The jewel thief sighed. "Go ahead and take them. They're more trouble than they're worth. You know I almost got robbed twice since I started running? What's the world coming to?"
Shawn shook his head sympathetically. "It's worrying, I know," he agreed, before scooping up the jewelry and stuffing it in his pants.
The jewel thief nodded. "It's like nowhere's safe anymore."
"At least they have good food here," Shawn pointed out.
The jewel thief nodded again. "True."
Gus edged into the room and started tugging Shawn away. "Stop making small talk with the hardened criminal," he said, out of the corner of his mouth.
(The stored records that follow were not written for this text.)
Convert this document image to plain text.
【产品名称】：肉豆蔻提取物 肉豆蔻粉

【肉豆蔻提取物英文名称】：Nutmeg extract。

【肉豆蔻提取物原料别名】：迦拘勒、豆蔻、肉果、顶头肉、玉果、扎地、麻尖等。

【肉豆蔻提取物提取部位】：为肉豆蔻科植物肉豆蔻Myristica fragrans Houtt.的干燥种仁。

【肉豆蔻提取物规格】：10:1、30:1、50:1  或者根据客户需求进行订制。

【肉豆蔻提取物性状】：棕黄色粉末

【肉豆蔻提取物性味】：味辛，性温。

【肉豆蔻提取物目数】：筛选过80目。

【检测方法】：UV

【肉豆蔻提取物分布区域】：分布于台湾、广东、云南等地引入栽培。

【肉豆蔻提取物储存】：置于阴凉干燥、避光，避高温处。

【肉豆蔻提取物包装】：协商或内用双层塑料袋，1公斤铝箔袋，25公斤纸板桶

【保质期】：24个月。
Shawn turned to him. "He's not a hardened criminal," he said, before turning back to the jewel thief. "Are you?"
He shook his head quickly. "First time offense, I swear."
Shawn nodded in acceptance, and then lit up as he got an idea. "Hey, me and my friend here were just about to get some dinner, you want to come?"
Gus turned to Shawn, disbelievingly. "Shawn--"
"I'd love to," the jewel thief said.
"After you," Shawn said, and the jewel thief threw on a shirt and jeans and headed out the door.
"Tell me you didn't just invite a jewel thief to dinner," Gus snapped.
"You know, we're really going to have to find out his name," Shawn said, oblivious to Gus's disapproval. "It'll be a little awkward if we keep referring to him as 'the jewel thief'."
"I hate you," Gus said again.
Shawn smiled. "You love me."
"I hate Mexico," Gus insisted.
"You love it," Shawn said.
"I hate having dinner with criminals."
"Okay," Shawn said. "I'll give you that one, but at least he's polite."
Shawn started out the door after their jewel thief, and just as Gus was about to follow him out, the damn fan started up again. He glared at it. "I really really hate it here," he said.
From the parking lot, Shawn shouted, "No you don't!"